LSCE- UMR CEA-CNRS-UVSQ – Gif sur Yvette – France

B. Bombled, C. Rabouille

The exploration of the deep ocean - one of the least known environments on our planet- is a great challenge for the XXI century -. Understanding the distribution, abundance and dynamics of particulate organic matter (OM) and living organisms in the deep environment, over time and space, is crucial for describing and predicting ecosystem dynamics. This includes understanding the cycle of its major substrate, biogenic carbon, and documenting the response of ecosystems to anthropogenic disturbances. It is also essential to constrain the sequestration of OM in deep sediments on a millennial scale, in view of its role in the regulation of carbon fluxes and global change. To answer these questions, the scientific community has for some years been developing oceanographic, deep-sea and coastal observatories, both fixed and mobile, often cabled, such as the Station Benthique of the Laboratoire des Sciences du Climat et de l'Environnement (LSCE - French joint research unit CEA-CNRS-UVSQ) in Gif-sur-Yvette, or the semi-autonomous benthic robot BathyBot, from the Institut Méditerranéen d'Océanologie (M. I.O) in Marseille, and implemented by the CNRS Technical Division (DT INSU - French Centre National de la Recherche Scientifique) in La Seyne sur Mer.

The “BathyBot” remote-controlled robot is deployed at a depth of 2500 m, 40 km from Toulon (Mediterranean Sea - France), connected the MOOSE/ANTARES cable station as part of the EMSO ERIC (European Multidisciplinary Seafloor and water column Observatory) infrastructure. This benthic robot will complement the ALBATROSS-MII (Autonomous Line with a Broad Acoustic Transmission for Research in Oceanography and Sea Sciences) pelagic instrumented line, equipped with oceanographic sensors. With its mobility, sensors, analyzers and cameras, this crawler-mounted robot opens the way to adaptive monitoring strategies, enabling the acquisition of real-time, long-term observations of the deep-sea environment around strategic points. On-board sensors for temperature, dissolved oxygen, current speed and direction, salinity, turbidity are mounted, together with a camera for acquiring images of deep-sea benthic and pelagic fauna, with sufficient sensitivity to detect bioluminescent organisms.

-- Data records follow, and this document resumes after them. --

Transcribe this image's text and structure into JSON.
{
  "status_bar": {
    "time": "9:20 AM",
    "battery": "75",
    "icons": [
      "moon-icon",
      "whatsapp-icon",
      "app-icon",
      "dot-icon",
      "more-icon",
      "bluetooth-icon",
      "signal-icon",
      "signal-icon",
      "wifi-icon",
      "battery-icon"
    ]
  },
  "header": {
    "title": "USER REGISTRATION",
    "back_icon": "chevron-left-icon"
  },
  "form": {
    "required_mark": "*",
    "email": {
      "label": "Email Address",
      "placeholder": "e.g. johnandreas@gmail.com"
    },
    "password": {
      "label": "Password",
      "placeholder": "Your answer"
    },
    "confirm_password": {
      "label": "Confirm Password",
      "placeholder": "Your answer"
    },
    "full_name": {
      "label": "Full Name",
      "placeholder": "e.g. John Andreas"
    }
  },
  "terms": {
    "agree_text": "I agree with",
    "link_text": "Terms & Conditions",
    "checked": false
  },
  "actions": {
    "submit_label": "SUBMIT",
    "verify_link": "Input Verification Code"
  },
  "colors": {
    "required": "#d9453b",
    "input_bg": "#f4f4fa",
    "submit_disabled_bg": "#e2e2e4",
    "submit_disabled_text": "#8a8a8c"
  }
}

In this context, the LSCE, in collaboration with the CNRS Technical Division, was asked to install a benthic profiler (Bathy-prof) on the robot, equipped with 6 OXB50-HS-SUB micro-optodes from PyroScience, connected to the PICO-O2-SUB opto-electronic-card, capable of measuring oxygen micro-profiles at the water-sediment interface, a zone of high concentration of organic matter on the seafloor, giving access to the benthic use of organic substrates necessary for the ecosystem metabolism. This profiler will provide a link with measurements of carbon fluxes in the water column and metabolism in the bottom water. It will enable variations in benthic metabolism to be quantified in relation to visual observations obtained by cameras and physico-chemical measurements.

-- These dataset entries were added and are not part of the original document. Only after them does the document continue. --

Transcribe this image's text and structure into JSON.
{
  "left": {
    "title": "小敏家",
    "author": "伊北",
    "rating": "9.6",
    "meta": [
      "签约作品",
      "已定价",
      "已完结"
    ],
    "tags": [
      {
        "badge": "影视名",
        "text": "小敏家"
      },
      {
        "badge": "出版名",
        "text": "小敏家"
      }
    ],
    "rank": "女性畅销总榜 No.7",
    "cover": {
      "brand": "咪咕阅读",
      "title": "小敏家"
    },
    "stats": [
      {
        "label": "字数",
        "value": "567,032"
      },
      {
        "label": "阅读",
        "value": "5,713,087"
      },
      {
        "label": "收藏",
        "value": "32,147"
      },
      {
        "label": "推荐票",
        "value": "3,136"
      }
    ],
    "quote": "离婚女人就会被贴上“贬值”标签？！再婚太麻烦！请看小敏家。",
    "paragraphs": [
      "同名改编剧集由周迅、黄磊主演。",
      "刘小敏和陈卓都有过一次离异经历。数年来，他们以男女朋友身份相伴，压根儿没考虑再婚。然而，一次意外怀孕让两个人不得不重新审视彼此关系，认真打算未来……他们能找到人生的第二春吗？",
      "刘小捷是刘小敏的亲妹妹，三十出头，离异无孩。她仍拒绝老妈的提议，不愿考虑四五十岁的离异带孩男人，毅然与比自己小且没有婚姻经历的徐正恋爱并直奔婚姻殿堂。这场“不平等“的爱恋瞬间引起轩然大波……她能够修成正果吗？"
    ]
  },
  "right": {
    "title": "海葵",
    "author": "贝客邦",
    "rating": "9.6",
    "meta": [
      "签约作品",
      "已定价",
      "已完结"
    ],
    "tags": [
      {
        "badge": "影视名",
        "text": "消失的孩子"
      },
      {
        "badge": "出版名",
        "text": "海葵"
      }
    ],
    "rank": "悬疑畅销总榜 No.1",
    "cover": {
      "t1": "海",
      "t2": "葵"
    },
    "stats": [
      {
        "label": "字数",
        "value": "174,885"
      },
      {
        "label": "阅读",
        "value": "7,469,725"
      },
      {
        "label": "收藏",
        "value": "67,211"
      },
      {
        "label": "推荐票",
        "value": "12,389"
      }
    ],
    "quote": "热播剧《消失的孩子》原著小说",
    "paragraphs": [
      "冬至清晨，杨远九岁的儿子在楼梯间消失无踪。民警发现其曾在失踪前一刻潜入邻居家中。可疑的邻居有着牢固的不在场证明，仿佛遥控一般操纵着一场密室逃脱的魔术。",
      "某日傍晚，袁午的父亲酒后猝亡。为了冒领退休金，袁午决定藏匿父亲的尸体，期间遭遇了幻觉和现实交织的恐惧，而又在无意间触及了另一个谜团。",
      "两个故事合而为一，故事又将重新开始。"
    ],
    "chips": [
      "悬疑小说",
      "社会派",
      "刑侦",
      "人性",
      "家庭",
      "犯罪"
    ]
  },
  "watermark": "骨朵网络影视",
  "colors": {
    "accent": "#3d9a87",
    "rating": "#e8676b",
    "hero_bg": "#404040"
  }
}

CNRS funding for this profiler, now nearing completion, has enabled us to seize the opportunity to add a major functionality to the BathyBot robot, in order to study early diagenesis in the deep Mediterranean. This Bathy-Prof profiler is also the forerunner of the next deep profiler, also equipped with OXF50-CV PyroScience micro-optodes, being developed as part of the DeepSea'Nnovation project, which benefits from French government funding managed by the National Research Agency (ANR) under the future investment program integrated into France 2030 (ANR-21-ESRE-0042).